Saklayamıyorum değil mi Ölümşah, bir asit kuyusu gibi derinden ama ığıl ığıl kendini hissettiren yoğun üzüntüme makul açıklama bulmaya çalışırken heder oluyorum değil mi? Yoksa Hegel mi oluyorum. Hegel olsa ne düşünürdü peki? Bence düşünmezdi biliyor musun, benim gibi insanlar bilhassa kendileri için hayli rahatsız edici bir apaçıklığın cehennemini yaşar zira; nitekim sarılabilirdi, çünkü eylemler sözlerden muhakkak daha kapsayıcı Ölümşah, bunu da öğreneceksin unutma.
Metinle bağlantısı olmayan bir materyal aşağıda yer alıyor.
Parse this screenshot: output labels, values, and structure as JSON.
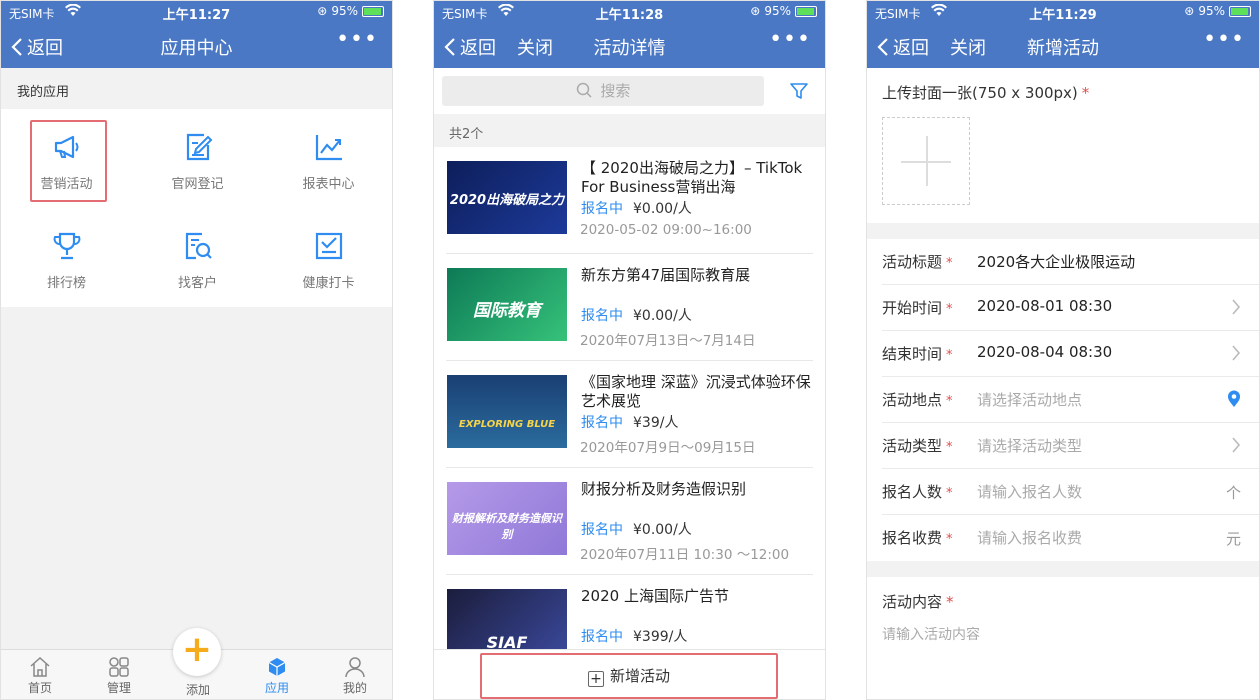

Öylece dönüp duruyorum ölümşah, bir robot kadar tekdüze ve sistematik kaçışım, kendime işler uydurup çok erken tamamlıyorum sürekli, içine duygu karışan her şeyden kaçınıyorum zira duygusuz hissedebilmek bir an için bile, yalandan da olsa ne yazık ki utanç verici biçimde rahatlatıcı. Kaçtığıma da bakma sen ya, hani son bir damla her şeyi taşırır ya; ağzıma kadar dolu boğuluyorum aslında duygudan, bir tek bildiğim var, ister dostluk ister aşk olsun adı, o son damladan kaçıyorum.

Bir daha asla rahatlayıp kendimi bırakabilecek kadar inanıp güvenemeyeceğim işte lanet asıl bu,.. Çok sevmiştim Ölümşah, tüm dostlarımı, aşık olduğum, hoşlandığım tüm kadınları çok sevmiştim. Kaçarken düşüp ölsem, bir "neden" derim onlara, bir de "iyi ki", ayağıma takılacak o son bir damla taşa.